Life cycle assessment (LCA)
Our LCA followed the steps outlined in ISO 14040 and 14044 (Finkbeiner et al. 2006) of (1) goal and scope definition, (2) inventory analysis, (3) impact assessment, and (4) interpretation. These are discussed below.
Goal and scope definition
During goal definition the aim is to state the purpose of the study (i.e. what question are we trying to answer?) and the intended audience. The purpose of our LCA is to establish a baseline for the carbon benefit and potential environmental impacts associated with the CarbonSIRGE process. This information will be beneficial to decision-makers, e.g. in funding agencies, about the potential for inclusion of CarbonSIRGE within an investment portfolio.
During scope definition, the aim is to clearly articulate the product system under study including the function, indentifying an appropriate functional, defining the system boundary (i.e. what processes and life cycle phases are included) and the location of the system or processes involved.
The function of CarbonSIRGE is two-fold: mitigation of climate change through the reduction of atmospheric concentrations of CO2 by geologic storage of carbon and adaptation to climate change through the reduction of flood risks by raising the elevation of flood-prone areas. For the purposes of this analysis, we will focus on the removal and storage of CO2. Our functional unit is the construction and operation of CarbonSIRGE facilities that can achieve 1.1 Mt/yr of CO2 removal and storage. The processes involved in the LCA are depicted in the figure below. Life cycle phases included are raw materials extraction and processing, installation, and operation. End-of-life of the facilities was not included since the equipment can be removed and reused at another location. Instead, we assumed that new equipment was needed at each location, thus likely overestimating impacts associated with capital equipment. Each facility was assumed to operate for a period of two years.
During the life cycle inventory (LCI) step, we track flows of material and energy through our product system to identify a set of environmental flows to and from the environment for the delivery of our functional unit. For this study we used the ecoinvent 3.7 cutoff LCI database (Wernet et al. 2016). Product flows and amounts are reported at this link.

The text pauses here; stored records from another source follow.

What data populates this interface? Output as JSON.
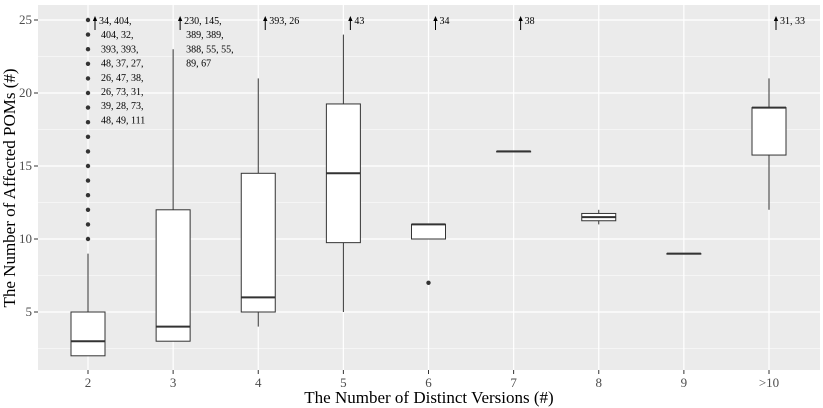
{
  "chart_data": {
    "type": "boxplot",
    "xlabel": "The Number of Distinct Versions (#)",
    "ylabel": "The Number of Affected POMs (#)",
    "categories": [
      "2",
      "3",
      "4",
      "5",
      "6",
      "7",
      "8",
      "9",
      ">10"
    ],
    "ylim": [
      1,
      25.4
    ],
    "yticks": [
      "5",
      "10",
      "15",
      "20",
      "25"
    ],
    "ytick_values": [
      5,
      10,
      15,
      20,
      25
    ],
    "grid": true,
    "boxes": [
      {
        "category": "2",
        "q1": 2,
        "median": 3,
        "q3": 5,
        "whisker_low": 2,
        "whisker_high": 9,
        "outliers": [
          10,
          11,
          12,
          13,
          14,
          15,
          16,
          17,
          18,
          19,
          20,
          21,
          22,
          23,
          24,
          25
        ]
      },
      {
        "category": "3",
        "q1": 3,
        "median": 4,
        "q3": 12,
        "whisker_low": 3,
        "whisker_high": 23,
        "outliers": []
      },
      {
        "category": "4",
        "q1": 5,
        "median": 6,
        "q3": 14.5,
        "whisker_low": 4,
        "whisker_high": 21,
        "outliers": []
      },
      {
        "category": "5",
        "q1": 9.75,
        "median": 14.5,
        "q3": 19.25,
        "whisker_low": 5,
        "whisker_high": 24,
        "outliers": []
      },
      {
        "category": "6",
        "q1": 10,
        "median": 11,
        "q3": 11,
        "whisker_low": 10,
        "whisker_high": 11,
        "outliers": [
          7
        ]
      },
      {
        "category": "7",
        "q1": 16,
        "median": 16,
        "q3": 16,
        "whisker_low": 16,
        "whisker_high": 16,
        "outliers": []
      },
      {
        "category": "8",
        "q1": 11.25,
        "median": 11.5,
        "q3": 11.75,
        "whisker_low": 11,
        "whisker_high": 12,
        "outliers": []
      },
      {
        "category": "9",
        "q1": 9,
        "median": 9,
        "q3": 9,
        "whisker_low": 9,
        "whisker_high": 9,
        "outliers": []
      },
      {
        "category": ">10",
        "q1": 15.75,
        "median": 19,
        "q3": 19,
        "whisker_low": 12,
        "whisker_high": 21,
        "outliers": []
      }
    ],
    "annotations": [
      {
        "category": "2",
        "lines": [
          "34, 404,",
          "404, 32,",
          "393, 393,",
          "48, 37, 27,",
          "26, 47, 38,",
          "26, 73, 31,",
          "39, 28, 73,",
          "48, 49, 111"
        ]
      },
      {
        "category": "3",
        "lines": [
          "230, 145,",
          "389, 389,",
          "388, 55, 55,",
          "89, 67"
        ]
      },
      {
        "category": "4",
        "lines": [
          "393, 26"
        ]
      },
      {
        "category": "5",
        "lines": [
          "43"
        ]
      },
      {
        "category": "6",
        "lines": [
          "34"
        ]
      },
      {
        "category": "7",
        "lines": [
          "38"
        ]
      },
      {
        "category": ">10",
        "lines": [
          "31, 33"
        ]
      }
    ],
    "colors": {
      "panel": "#ebebeb",
      "grid": "#ffffff",
      "box_fill": "#ffffff",
      "stroke": "#333333",
      "text": "#4d4d4d"
    }
  }
}
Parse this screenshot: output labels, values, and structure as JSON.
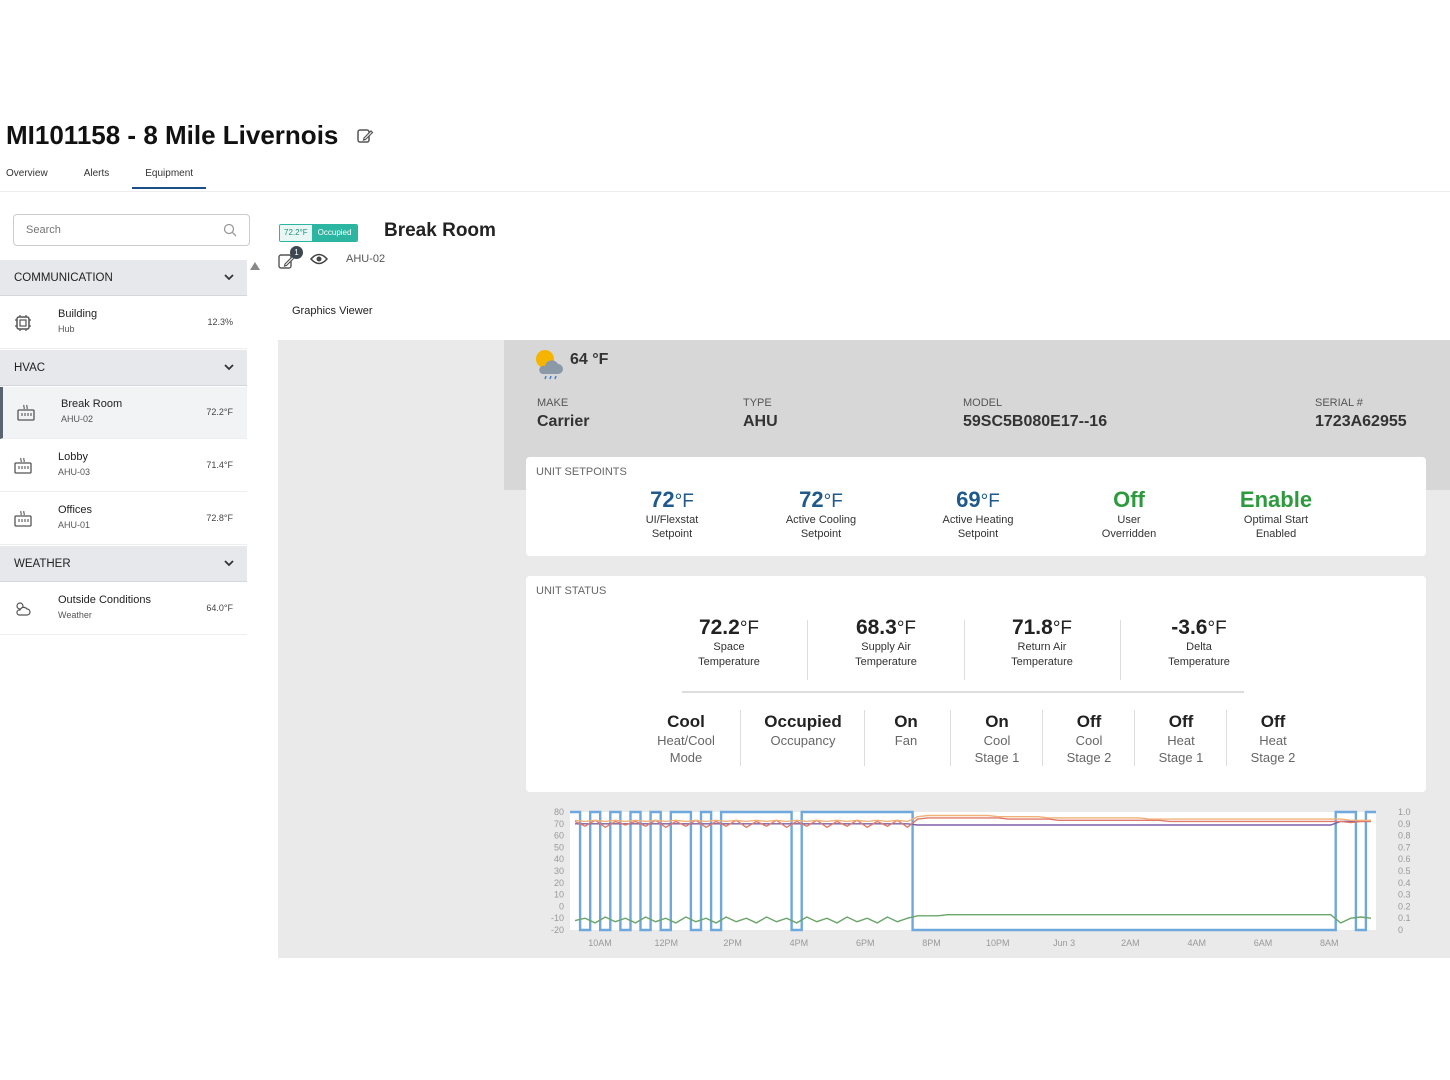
{
  "header": {
    "title": "MI101158 - 8 Mile Livernois",
    "tabs": [
      {
        "label": "Overview"
      },
      {
        "label": "Alerts"
      },
      {
        "label": "Equipment",
        "active": true
      }
    ]
  },
  "sidebar": {
    "search_placeholder": "Search",
    "groups": [
      {
        "label": "COMMUNICATION",
        "items": [
          {
            "name": "Building",
            "sub": "Hub",
            "value": "12.3%",
            "icon": "hub-icon"
          }
        ]
      },
      {
        "label": "HVAC",
        "items": [
          {
            "name": "Break Room",
            "sub": "AHU-02",
            "value": "72.2°F",
            "icon": "ahu-icon",
            "selected": true
          },
          {
            "name": "Lobby",
            "sub": "AHU-03",
            "value": "71.4°F",
            "icon": "ahu-icon"
          },
          {
            "name": "Offices",
            "sub": "AHU-01",
            "value": "72.8°F",
            "icon": "ahu-icon"
          }
        ]
      },
      {
        "label": "WEATHER",
        "items": [
          {
            "name": "Outside Conditions",
            "sub": "Weather",
            "value": "64.0°F",
            "icon": "weather-icon"
          }
        ]
      }
    ]
  },
  "unit": {
    "badge_temp": "72.2°F",
    "badge_status": "Occupied",
    "name": "Break Room",
    "notification_count": "1",
    "id": "AHU-02",
    "view_label": "Graphics Viewer"
  },
  "weather": {
    "temp": "64 °F"
  },
  "info": {
    "make_label": "MAKE",
    "make": "Carrier",
    "type_label": "TYPE",
    "type": "AHU",
    "model_label": "MODEL",
    "model": "59SC5B080E17--16",
    "serial_label": "SERIAL #",
    "serial": "1723A62955"
  },
  "setpoints": {
    "title": "UNIT SETPOINTS",
    "items": [
      {
        "value": "72",
        "unit": "°F",
        "label1": "UI/Flexstat",
        "label2": "Setpoint"
      },
      {
        "value": "72",
        "unit": "°F",
        "label1": "Active Cooling",
        "label2": "Setpoint"
      },
      {
        "value": "69",
        "unit": "°F",
        "label1": "Active Heating",
        "label2": "Setpoint"
      },
      {
        "value": "Off",
        "unit": "",
        "label1": "User",
        "label2": "Overridden",
        "green": true
      },
      {
        "value": "Enable",
        "unit": "",
        "label1": "Optimal Start",
        "label2": "Enabled",
        "green": true
      }
    ]
  },
  "status": {
    "title": "UNIT STATUS",
    "temps": [
      {
        "value": "72.2",
        "unit": "°F",
        "label1": "Space",
        "label2": "Temperature"
      },
      {
        "value": "68.3",
        "unit": "°F",
        "label1": "Supply Air",
        "label2": "Temperature"
      },
      {
        "value": "71.8",
        "unit": "°F",
        "label1": "Return Air",
        "label2": "Temperature"
      },
      {
        "value": "-3.6",
        "unit": "°F",
        "label1": "Delta",
        "label2": "Temperature"
      }
    ],
    "modes": [
      {
        "value": "Cool",
        "label1": "Heat/Cool",
        "label2": "Mode"
      },
      {
        "value": "Occupied",
        "label1": "Occupancy",
        "label2": ""
      },
      {
        "value": "On",
        "label1": "Fan",
        "label2": ""
      },
      {
        "value": "On",
        "label1": "Cool",
        "label2": "Stage 1"
      },
      {
        "value": "Off",
        "label1": "Cool",
        "label2": "Stage 2"
      },
      {
        "value": "Off",
        "label1": "Heat",
        "label2": "Stage 1"
      },
      {
        "value": "Off",
        "label1": "Heat",
        "label2": "Stage 2"
      }
    ]
  },
  "chart_data": {
    "type": "line",
    "x_ticks": [
      "10AM",
      "12PM",
      "2PM",
      "4PM",
      "6PM",
      "8PM",
      "10PM",
      "Jun 3",
      "2AM",
      "4AM",
      "6AM",
      "8AM"
    ],
    "y_left_ticks": [
      "80",
      "70",
      "60",
      "50",
      "40",
      "30",
      "20",
      "10",
      "0",
      "-10",
      "-20"
    ],
    "y_right_ticks": [
      "1.0",
      "0.9",
      "0.8",
      "0.7",
      "0.6",
      "0.5",
      "0.4",
      "0.3",
      "0.2",
      "0.1",
      "0"
    ],
    "ylim_left": [
      -20,
      80
    ],
    "ylim_right": [
      0,
      1
    ],
    "series": [
      {
        "color": "#6fa8dc",
        "axis": "right",
        "description_kind": "binary-cycling",
        "values": [
          1,
          0,
          1,
          0,
          1,
          0,
          1,
          0,
          1,
          0,
          1,
          1,
          0,
          1,
          0,
          1,
          1,
          1,
          1,
          1,
          1,
          1,
          0,
          1,
          1,
          1,
          1,
          1,
          1,
          1,
          1,
          1,
          1,
          1,
          0,
          0,
          0,
          0,
          0,
          0,
          0,
          0,
          0,
          0,
          0,
          0,
          0,
          0,
          0,
          0,
          0,
          0,
          0,
          0,
          0,
          0,
          0,
          0,
          0,
          0,
          0,
          0,
          0,
          0,
          0,
          0,
          0,
          0,
          0,
          0,
          0,
          0,
          0,
          0,
          0,
          0,
          1,
          1,
          0,
          1
        ]
      },
      {
        "color": "#7b5ea7",
        "axis": "left",
        "values": [
          70,
          70,
          70,
          70,
          70,
          70,
          70,
          70,
          70,
          70,
          70,
          70,
          70,
          70,
          70,
          70,
          70,
          70,
          70,
          70,
          70,
          70,
          70,
          70,
          70,
          70,
          70,
          70,
          70,
          70,
          70,
          70,
          70,
          70,
          69,
          69,
          69,
          69,
          69,
          69,
          69,
          69,
          69,
          69,
          69,
          69,
          69,
          69,
          69,
          69,
          69,
          69,
          69,
          69,
          69,
          69,
          69,
          69,
          69,
          69,
          69,
          69,
          69,
          69,
          69,
          69,
          69,
          69,
          69,
          69,
          69,
          69,
          69,
          69,
          69,
          69,
          72,
          72,
          72,
          72
        ]
      },
      {
        "color": "#e07a6a",
        "axis": "left",
        "values": [
          72,
          68,
          73,
          67,
          72,
          69,
          72,
          68,
          73,
          67,
          72,
          68,
          73,
          67,
          72,
          68,
          73,
          67,
          72,
          68,
          73,
          67,
          72,
          68,
          73,
          67,
          72,
          68,
          73,
          67,
          72,
          68,
          73,
          67,
          74,
          75,
          75,
          75,
          75,
          75,
          75,
          75,
          75,
          74,
          74,
          74,
          74,
          74,
          73,
          73,
          73,
          73,
          73,
          73,
          73,
          73,
          73,
          73,
          73,
          72,
          72,
          72,
          72,
          72,
          72,
          72,
          72,
          72,
          72,
          72,
          72,
          72,
          72,
          72,
          72,
          72,
          72,
          71,
          72,
          72
        ]
      },
      {
        "color": "#f0b27a",
        "axis": "left",
        "values": [
          73,
          72,
          73,
          72,
          73,
          72,
          73,
          72,
          73,
          72,
          73,
          72,
          73,
          72,
          73,
          72,
          73,
          72,
          73,
          72,
          73,
          72,
          73,
          72,
          73,
          72,
          73,
          72,
          73,
          72,
          73,
          72,
          73,
          72,
          76,
          77,
          77,
          77,
          77,
          77,
          77,
          77,
          76,
          76,
          76,
          76,
          76,
          75,
          75,
          75,
          75,
          75,
          75,
          75,
          75,
          75,
          75,
          74,
          74,
          74,
          74,
          74,
          74,
          74,
          74,
          74,
          74,
          74,
          74,
          74,
          74,
          74,
          74,
          74,
          74,
          74,
          74,
          73,
          73,
          73
        ]
      },
      {
        "color": "#6aa56a",
        "axis": "left",
        "values": [
          -12,
          -10,
          -14,
          -9,
          -13,
          -10,
          -14,
          -9,
          -13,
          -10,
          -14,
          -9,
          -13,
          -10,
          -14,
          -9,
          -13,
          -10,
          -14,
          -9,
          -13,
          -10,
          -14,
          -9,
          -13,
          -10,
          -14,
          -9,
          -13,
          -10,
          -14,
          -9,
          -13,
          -10,
          -8,
          -8,
          -8,
          -7,
          -7,
          -7,
          -7,
          -7,
          -7,
          -7,
          -7,
          -7,
          -7,
          -7,
          -7,
          -7,
          -7,
          -7,
          -7,
          -7,
          -7,
          -7,
          -7,
          -7,
          -7,
          -7,
          -7,
          -7,
          -7,
          -7,
          -7,
          -7,
          -7,
          -7,
          -7,
          -7,
          -7,
          -7,
          -7,
          -7,
          -7,
          -7,
          -14,
          -10,
          -9,
          -10
        ]
      }
    ]
  }
}
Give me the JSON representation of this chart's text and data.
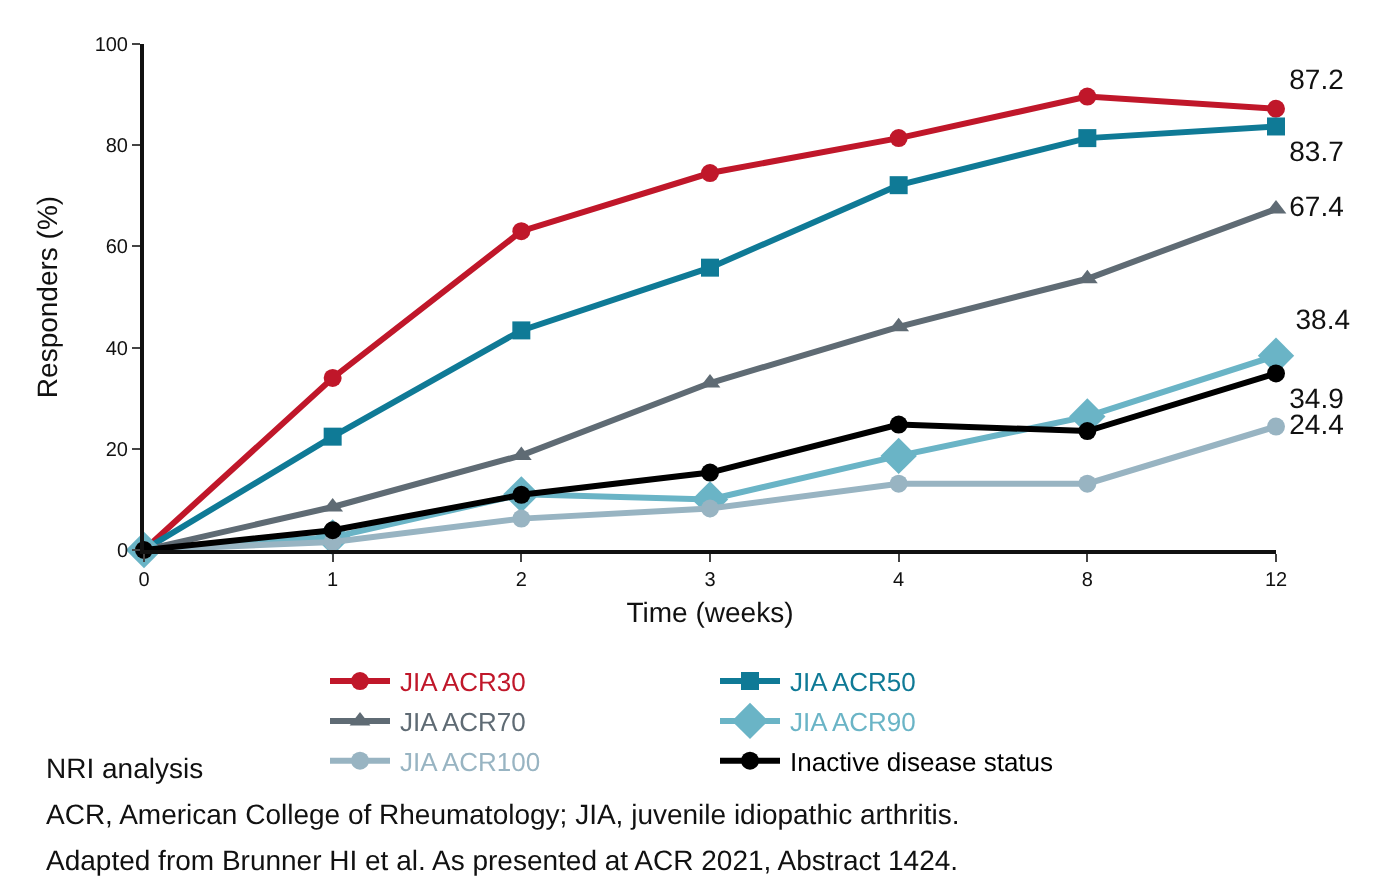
{
  "chart_data": {
    "type": "line",
    "xlabel": "Time (weeks)",
    "ylabel": "Responders (%)",
    "categories": [
      "0",
      "1",
      "2",
      "3",
      "4",
      "8",
      "12"
    ],
    "ylim": [
      0,
      100
    ],
    "yticks": [
      0,
      20,
      40,
      60,
      80,
      100
    ],
    "legend": "bottom",
    "line_style": "solid",
    "series": [
      {
        "name": "JIA ACR30",
        "color": "#c0172a",
        "marker": "circle",
        "values": [
          0,
          34.0,
          63.0,
          74.5,
          81.4,
          89.6,
          87.2
        ],
        "value_labels": [
          null,
          null,
          null,
          null,
          null,
          null,
          "87.2"
        ]
      },
      {
        "name": "JIA ACR50",
        "color": "#0f7a96",
        "marker": "square",
        "values": [
          0,
          22.4,
          43.4,
          55.8,
          72.1,
          81.4,
          83.7
        ],
        "value_labels": [
          null,
          null,
          null,
          null,
          null,
          null,
          "83.7"
        ]
      },
      {
        "name": "JIA ACR70",
        "color": "#5f6b74",
        "marker": "triangle",
        "values": [
          0,
          8.5,
          18.7,
          33.0,
          44.1,
          53.6,
          67.4
        ],
        "value_labels": [
          null,
          null,
          null,
          null,
          null,
          null,
          "67.4"
        ]
      },
      {
        "name": "JIA ACR90",
        "color": "#6ab4c6",
        "marker": "diamond",
        "values": [
          0,
          2.5,
          11.0,
          10.0,
          18.6,
          26.4,
          38.4
        ],
        "value_labels": [
          null,
          null,
          null,
          null,
          null,
          null,
          "38.4"
        ]
      },
      {
        "name": "JIA ACR100",
        "color": "#98b4c2",
        "marker": "circle",
        "values": [
          0,
          1.6,
          6.2,
          8.2,
          13.1,
          13.1,
          24.4
        ],
        "value_labels": [
          null,
          null,
          null,
          null,
          null,
          null,
          "24.4"
        ]
      },
      {
        "name": "Inactive disease status",
        "color": "#000000",
        "marker": "circle",
        "values": [
          0,
          3.9,
          10.9,
          15.3,
          24.8,
          23.5,
          34.9
        ],
        "value_labels": [
          null,
          null,
          null,
          null,
          null,
          null,
          "34.9"
        ]
      }
    ],
    "annotations": [
      "NRI analysis",
      "ACR, American College of Rheumatology; JIA, juvenile idiopathic arthritis.",
      "Adapted from Brunner HI et al. As presented at ACR 2021, Abstract 1424."
    ]
  }
}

The impact assessment method used was TRACI 2.1 (Bare et al. 2012). Based on the inventory presented in Table 8, the impact results were calculated, as presented in the table below.
|Acidification (AP)||4.38E+03||kg SO2-eq|
|Eutrophication (EP)||2.61E+03||kg N-eq|
|Fossil fuel depletion (FFD)||8.43E+05||MJ surplus|
|Global warming (GWP)||6.19E+05||kg CO2-eq|
|Ozone depletion (ODP)||8.09E-02||kg CFC-11-eq|
|Respiratory effects||9.68E_02||kg PM2.5-eq|
A breakdown of these results based on the different processes in Figure S13 is presented in Figure S15. As can be seen, the processes contribute vastly different proportions to the different impact categories. Site preparation, specifically production of equipment, is the major contributor to toxicity and eutrophication impacts. For the other impact categories, electricity (to run pumps) and transport (for both equipment and materials) together are the major contributors.
Looking more closely at global warming potential (GWP), pump production contributes around 24%, followed by electricity (23%), GHG leakage (15%), sawdust (11%), transport (10%), and guar gum (7%). The total 619 t CO2-eq of emissions represent around 4% of the 17.3 kt CO2-eq sequestered over the two-year operation of the site.